Consommer, c’est divertir de plus en plus
La banalité de la consommation ordinaire est rhabillée de façon extraordinaire. Grâce à la mise en scène et à la stimulation de l’ensemble des sens, consommer devient une occasion de divertissement, voire de réalisation de soi.
Ce glissement de la satisfaction de ses besoins primaires (par des achats simples et ordinaires) à l’expérience extraordinaire de la consommation est le propre du marketing de l’expérience (1). La consommation vise aujourd’hui à combler les attentes hédonistes et émotionnelles des consommateurs. Le succès de cette offre de consommation est dû à la peur de l’ennui, à la recherche de moments intenses sans discontinuité. L’ordinaire ne suffit plus. Les moments creux paraissent vides de sens. Les produits ou les moments de compensation deviennent des besoins. Le simulacre paraît plus intense que la vie réelle. Vivre quelque chose d’important et de nouveau chaque jour et “à la demande” est rendu possible par la consommation.
Ainsi, grâce à la création de lieux uniques (par exemple les boutiques à thèmes comme Nespresso, L’Occitane, Paul), le consommateur peut faire l’expérience de produits sans que la concurrence ne vienne brouiller son choix. Les décors y sont surprenants. Les vendeurs participent au jeu, entretiennent le rêve, guident le consommateur dans un monde sans stress, cohérent, harmonieux.

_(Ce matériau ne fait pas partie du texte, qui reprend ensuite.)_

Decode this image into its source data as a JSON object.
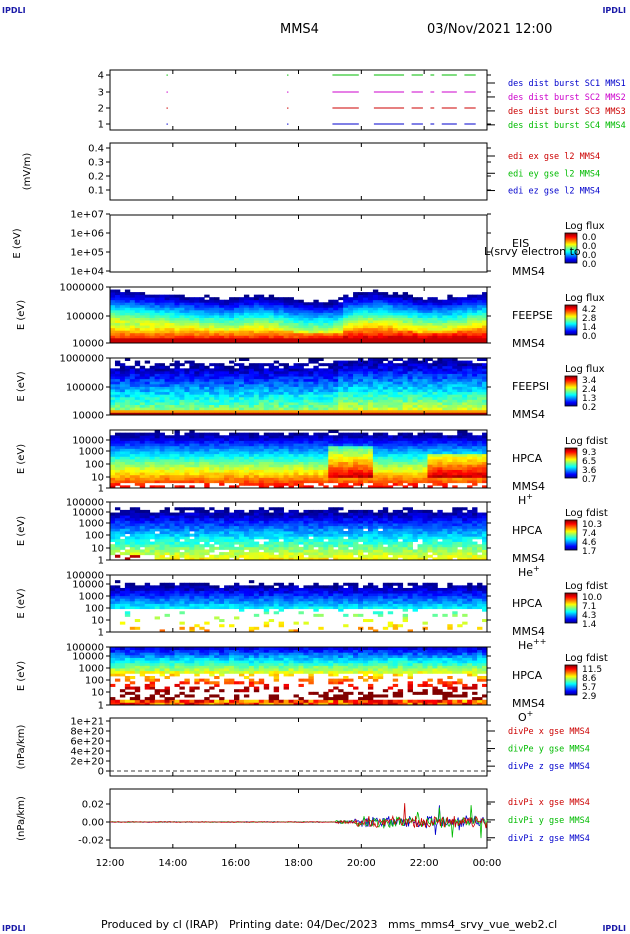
{
  "header": {
    "spacecraft": "MMS4",
    "datetime": "03/Nov/2021 12:00",
    "corner_tag": "IPDLI"
  },
  "footer": {
    "produced_by": "Produced by cl (IRAP)",
    "printing_date": "Printing date: 04/Dec/2023",
    "filename": "mms_mms4_srvy_vue_web2.cl"
  },
  "colors": {
    "blue": "#0000cc",
    "red": "#cc0000",
    "magenta": "#cc00cc",
    "green": "#00bb00"
  },
  "chart_data": {
    "type": "multi-panel-timeseries",
    "x_ticks": [
      "12:00",
      "14:00",
      "16:00",
      "18:00",
      "20:00",
      "22:00",
      "00:00"
    ],
    "panels": [
      {
        "id": "burst",
        "type": "line",
        "ylabel": "",
        "yticks": [
          "1",
          "2",
          "3",
          "4"
        ],
        "legend": [
          {
            "text": "des dist burst SC1 MMS1",
            "color": "#0000cc"
          },
          {
            "text": "des dist burst SC2 MMS2",
            "color": "#cc00cc"
          },
          {
            "text": "des dist burst SC3 MMS3",
            "color": "#cc0000"
          },
          {
            "text": "des dist burst SC4 MMS4",
            "color": "#00bb00"
          }
        ]
      },
      {
        "id": "edi",
        "type": "line",
        "ylabel": "(mV/m)",
        "yticks": [
          "0.1",
          "0.2",
          "0.3",
          "0.4"
        ],
        "legend": [
          {
            "text": "edi ex gse l2 MMS4",
            "color": "#cc0000"
          },
          {
            "text": "edi ey gse l2 MMS4",
            "color": "#00bb00"
          },
          {
            "text": "edi ez gse l2 MMS4",
            "color": "#0000cc"
          }
        ]
      },
      {
        "id": "eis",
        "type": "heatmap",
        "ylabel": "E (eV)",
        "yticks": [
          "1e+04",
          "1e+05",
          "1e+06",
          "1e+07"
        ],
        "labels": [
          "EIS",
          "MMS4"
        ],
        "overlay": "L(srvy electron to",
        "colorbar": {
          "title": "Log flux",
          "ticks": [
            "0.0",
            "0.0",
            "0.0",
            "0.0"
          ]
        }
      },
      {
        "id": "feepse",
        "type": "heatmap",
        "ylabel": "E (eV)",
        "yticks": [
          "10000",
          "100000",
          "1000000"
        ],
        "labels": [
          "FEEPSE",
          "MMS4"
        ],
        "colorbar": {
          "title": "Log flux",
          "ticks": [
            "4.2",
            "2.8",
            "1.4",
            "0.0"
          ]
        }
      },
      {
        "id": "feepsi",
        "type": "heatmap",
        "ylabel": "E (eV)",
        "yticks": [
          "10000",
          "100000",
          "1000000"
        ],
        "labels": [
          "FEEPSI",
          "MMS4"
        ],
        "colorbar": {
          "title": "Log flux",
          "ticks": [
            "3.4",
            "2.4",
            "1.3",
            "0.2"
          ]
        }
      },
      {
        "id": "hpca_h",
        "type": "heatmap",
        "ylabel": "E (eV)",
        "yticks": [
          "1",
          "10",
          "100",
          "1000",
          "10000"
        ],
        "labels": [
          "HPCA",
          "MMS4"
        ],
        "species": {
          "base": "H",
          "sup": "+"
        },
        "colorbar": {
          "title": "Log fdist",
          "ticks": [
            "9.3",
            "6.5",
            "3.6",
            "0.7"
          ]
        }
      },
      {
        "id": "hpca_he",
        "type": "heatmap",
        "ylabel": "E (eV)",
        "yticks": [
          "1",
          "10",
          "100",
          "1000",
          "10000",
          "100000"
        ],
        "labels": [
          "HPCA",
          "MMS4"
        ],
        "species": {
          "base": "He",
          "sup": "+"
        },
        "colorbar": {
          "title": "Log fdist",
          "ticks": [
            "10.3",
            "7.4",
            "4.6",
            "1.7"
          ]
        }
      },
      {
        "id": "hpca_hepp",
        "type": "heatmap",
        "ylabel": "E (eV)",
        "yticks": [
          "1",
          "10",
          "100",
          "1000",
          "10000",
          "100000"
        ],
        "labels": [
          "HPCA",
          "MMS4"
        ],
        "species": {
          "base": "He",
          "sup": "++"
        },
        "colorbar": {
          "title": "Log fdist",
          "ticks": [
            "10.0",
            "7.1",
            "4.3",
            "1.4"
          ]
        }
      },
      {
        "id": "hpca_o",
        "type": "heatmap",
        "ylabel": "E (eV)",
        "yticks": [
          "1",
          "10",
          "100",
          "1000",
          "10000",
          "100000"
        ],
        "labels": [
          "HPCA",
          "MMS4"
        ],
        "species": {
          "base": "O",
          "sup": "+"
        },
        "colorbar": {
          "title": "Log fdist",
          "ticks": [
            "11.5",
            "8.6",
            "5.7",
            "2.9"
          ]
        }
      },
      {
        "id": "divpe",
        "type": "line",
        "ylabel": "(nPa/km)",
        "yticks": [
          "0",
          "2e+20",
          "4e+20",
          "6e+20",
          "8e+20",
          "1e+21"
        ],
        "legend": [
          {
            "text": "divPe x gse MMS4",
            "color": "#cc0000"
          },
          {
            "text": "divPe y gse MMS4",
            "color": "#00bb00"
          },
          {
            "text": "divPe z gse MMS4",
            "color": "#0000cc"
          }
        ]
      },
      {
        "id": "divpi",
        "type": "line",
        "ylabel": "(nPa/km)",
        "yticks": [
          "-0.02",
          "0.00",
          "0.02"
        ],
        "legend": [
          {
            "text": "divPi x gse MMS4",
            "color": "#cc0000"
          },
          {
            "text": "divPi y gse MMS4",
            "color": "#00bb00"
          },
          {
            "text": "divPi z gse MMS4",
            "color": "#0000cc"
          }
        ]
      }
    ]
  }
}
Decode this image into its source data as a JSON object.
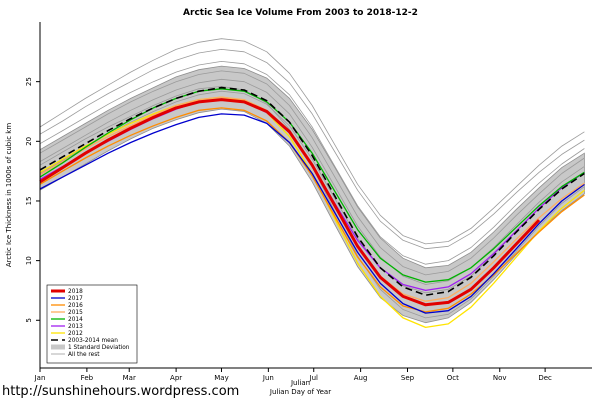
{
  "footer": {
    "url": "http://sunshinehours.wordpress.com"
  },
  "chart_data": {
    "type": "line",
    "title": "Arctic Sea Ice Volume From 2003 to 2018-12-2",
    "ylabel": "Arctic Ice Thickness in 1000s of cubic km",
    "xlabel_line1": "Julian",
    "xlabel_line2": "Julian Day of Year",
    "ylim": [
      1,
      30
    ],
    "yticks": [
      5,
      10,
      15,
      20,
      25
    ],
    "grid": false,
    "legend_position": "bottom-left",
    "months": [
      "Jan",
      "Feb",
      "Mar",
      "Apr",
      "May",
      "Jun",
      "Jul",
      "Aug",
      "Sep",
      "Oct",
      "Nov",
      "Dec"
    ],
    "month_start_days": [
      0,
      31,
      59,
      90,
      120,
      151,
      181,
      212,
      243,
      273,
      304,
      334
    ],
    "days": [
      0,
      15,
      30,
      45,
      60,
      75,
      90,
      105,
      120,
      135,
      150,
      165,
      180,
      195,
      210,
      225,
      240,
      255,
      270,
      285,
      300,
      315,
      330,
      345,
      360
    ],
    "series": [
      {
        "name": "2018",
        "color": "#e10000",
        "width": 3,
        "dash": null,
        "z": 9,
        "values": [
          16.6,
          17.8,
          19.0,
          20.1,
          21.1,
          22.0,
          22.8,
          23.3,
          23.5,
          23.3,
          22.5,
          20.8,
          18.0,
          14.6,
          11.2,
          8.6,
          7.0,
          6.3,
          6.5,
          7.6,
          9.4,
          11.4,
          13.4,
          null,
          null
        ]
      },
      {
        "name": "2017",
        "color": "#0000cd",
        "width": 1.3,
        "dash": null,
        "z": 3,
        "values": [
          16.0,
          17.0,
          18.0,
          19.0,
          19.9,
          20.7,
          21.4,
          22.0,
          22.3,
          22.2,
          21.5,
          19.9,
          17.3,
          14.0,
          10.7,
          8.1,
          6.4,
          5.6,
          5.8,
          7.0,
          8.9,
          11.0,
          13.1,
          15.0,
          16.4
        ]
      },
      {
        "name": "2016",
        "color": "#ff8c00",
        "width": 1.3,
        "dash": null,
        "z": 2,
        "values": [
          16.4,
          17.5,
          18.6,
          19.6,
          20.5,
          21.3,
          22.0,
          22.6,
          22.8,
          22.6,
          21.7,
          19.9,
          17.1,
          13.7,
          10.3,
          7.8,
          6.2,
          5.7,
          6.0,
          7.2,
          8.8,
          10.6,
          12.4,
          14.1,
          15.5
        ]
      },
      {
        "name": "2015",
        "color": "#fdae61",
        "width": 1.3,
        "dash": null,
        "z": 4,
        "values": [
          17.2,
          18.3,
          19.4,
          20.4,
          21.3,
          22.2,
          23.0,
          23.5,
          23.7,
          23.5,
          22.6,
          20.8,
          18.0,
          14.6,
          11.2,
          8.7,
          7.2,
          6.6,
          6.9,
          8.1,
          9.9,
          11.8,
          13.6,
          15.2,
          16.5
        ]
      },
      {
        "name": "2014",
        "color": "#00b400",
        "width": 1.3,
        "dash": null,
        "z": 6,
        "values": [
          17.0,
          18.2,
          19.5,
          20.7,
          21.8,
          22.8,
          23.6,
          24.2,
          24.4,
          24.2,
          23.3,
          21.6,
          19.0,
          15.8,
          12.6,
          10.2,
          8.8,
          8.2,
          8.4,
          9.4,
          11.0,
          12.8,
          14.6,
          16.2,
          17.4
        ]
      },
      {
        "name": "2013",
        "color": "#a020f0",
        "width": 1.3,
        "dash": null,
        "z": 5,
        "values": [
          16.8,
          17.9,
          19.0,
          20.0,
          21.0,
          21.9,
          22.7,
          23.3,
          23.5,
          23.3,
          22.4,
          20.7,
          18.0,
          14.8,
          11.7,
          9.4,
          8.0,
          7.5,
          7.8,
          8.9,
          10.6,
          12.5,
          14.4,
          16.1,
          17.4
        ]
      },
      {
        "name": "2012",
        "color": "#ffe400",
        "width": 1.3,
        "dash": null,
        "z": 1,
        "values": [
          17.4,
          18.5,
          19.6,
          20.6,
          21.5,
          22.3,
          23.0,
          23.5,
          23.7,
          23.4,
          22.4,
          20.4,
          17.3,
          13.5,
          9.8,
          7.0,
          5.2,
          4.4,
          4.7,
          6.1,
          8.1,
          10.3,
          12.5,
          14.4,
          15.9
        ]
      },
      {
        "name": "2003-2014 mean",
        "color": "#000000",
        "width": 1.6,
        "dash": "7,4",
        "z": 8,
        "values": [
          17.6,
          18.7,
          19.8,
          20.9,
          21.9,
          22.8,
          23.6,
          24.2,
          24.5,
          24.3,
          23.4,
          21.6,
          18.8,
          15.4,
          12.0,
          9.4,
          7.8,
          7.1,
          7.4,
          8.6,
          10.4,
          12.4,
          14.3,
          16.0,
          17.3
        ]
      }
    ],
    "band": {
      "name": "1 Standard Deviation",
      "fill": "#c8c8c8",
      "stroke": "#8f8f8f",
      "upper": [
        19.3,
        20.4,
        21.5,
        22.6,
        23.6,
        24.5,
        25.4,
        26.0,
        26.3,
        26.1,
        25.3,
        23.6,
        21.0,
        17.8,
        14.5,
        11.9,
        10.2,
        9.4,
        9.6,
        10.7,
        12.4,
        14.3,
        16.1,
        17.8,
        19.0
      ],
      "lower": [
        15.9,
        17.0,
        18.1,
        19.2,
        20.2,
        21.1,
        21.8,
        22.4,
        22.7,
        22.5,
        21.5,
        19.6,
        16.6,
        13.0,
        9.5,
        6.9,
        5.4,
        4.8,
        5.2,
        6.5,
        8.4,
        10.5,
        12.5,
        14.2,
        15.6
      ]
    },
    "rest": {
      "name": "All the rest",
      "color": "#9b9b9b",
      "lines": [
        [
          20.6,
          21.7,
          22.9,
          24.0,
          25.0,
          26.0,
          26.8,
          27.4,
          27.7,
          27.5,
          26.6,
          24.9,
          22.3,
          19.1,
          15.9,
          13.3,
          11.7,
          11.0,
          11.2,
          12.3,
          13.9,
          15.7,
          17.4,
          18.9,
          20.1
        ],
        [
          19.8,
          20.9,
          22.0,
          23.1,
          24.1,
          25.0,
          25.8,
          26.4,
          26.7,
          26.5,
          25.6,
          23.9,
          21.2,
          17.9,
          14.6,
          12.0,
          10.4,
          9.7,
          10.0,
          11.1,
          12.8,
          14.7,
          16.5,
          18.1,
          19.4
        ],
        [
          19.0,
          20.1,
          21.2,
          22.3,
          23.3,
          24.2,
          25.0,
          25.6,
          25.9,
          25.7,
          24.8,
          23.0,
          20.3,
          17.0,
          13.7,
          11.1,
          9.5,
          8.8,
          9.1,
          10.2,
          11.9,
          13.8,
          15.6,
          17.3,
          18.6
        ],
        [
          18.3,
          19.4,
          20.5,
          21.6,
          22.6,
          23.5,
          24.3,
          24.9,
          25.2,
          25.0,
          24.1,
          22.3,
          19.5,
          16.2,
          12.9,
          10.3,
          8.7,
          8.0,
          8.3,
          9.4,
          11.1,
          13.0,
          14.9,
          16.6,
          17.9
        ],
        [
          21.2,
          22.4,
          23.6,
          24.7,
          25.8,
          26.8,
          27.7,
          28.3,
          28.6,
          28.4,
          27.5,
          25.7,
          23.0,
          19.7,
          16.4,
          13.8,
          12.1,
          11.4,
          11.6,
          12.7,
          14.4,
          16.2,
          18.0,
          19.6,
          20.8
        ],
        [
          17.3,
          18.4,
          19.5,
          20.6,
          21.6,
          22.5,
          23.3,
          23.9,
          24.2,
          24.0,
          23.1,
          21.3,
          18.5,
          15.2,
          11.9,
          9.4,
          7.9,
          7.3,
          7.6,
          8.7,
          10.5,
          12.5,
          14.4,
          16.1,
          17.4
        ],
        [
          18.0,
          19.1,
          20.2,
          21.2,
          22.1,
          23.0,
          23.8,
          24.4,
          24.6,
          24.3,
          23.2,
          21.0,
          17.9,
          14.1,
          10.4,
          7.6,
          5.9,
          5.2,
          5.5,
          6.8,
          8.7,
          10.8,
          12.9,
          14.8,
          16.2
        ]
      ]
    }
  }
}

Laisser le consommateur reprendre la main
Les parcs à thèmes vont encore plus loin dans le marketing d’expérience, tel Eurodisney qui s’est repositionné en ne proposant plus des produits (les attractions) mais du rêve. « En étant sur le territoire des rêves, nous sortons du registre du parc à thèmes. Là où le rêve devient réalité, c’est la raison d’être de Disneyland. » (2). La promesse d’enrichissement personnel (pour l’enfant qui vit le mythe Disney “en vrai”, pour la famille tout entière qui vit un moment d’harmonie…) a remplacé la “banale” promesse de divertissement. Sur place, afin que tout soit parfait, tout est réalisé pour profiter au mieux de l’expérience (par des conseils donnés pour rendre moins complexe l’organisation de la visite par exemple). Et plus tard, les souvenirs (produits dérivés) permettront de garder intacte l’émotion.
Tous les consommateurs ne sont pas sensibles à ces offres, voire se détournent de ce qui leur apparaît comme “préemballé”. Aussi de plus en plus d’entreprises de distribution ou de loisirs proposent de nouvelles formes d’expérience autorisant le consommateur à “reprendre la main”. Rendre possible le détournement d’usage, la costumisation, l’exercice du libre-arbitre, revaloriser l’ordinaire sont de nouvelles pistes pour ré-enchanter la consommation. Le succès des salons, des magasins où l’on propose des produits au thème du “faire soi-même” en témoigne.
(1) Coca & Cova, l’hyper consommateur entre immersion et sécession, in l’individu hypermoderne, Eres 2004.
(2) Frédéric Banon, vice-président Communication, Disneyland Resort Paris.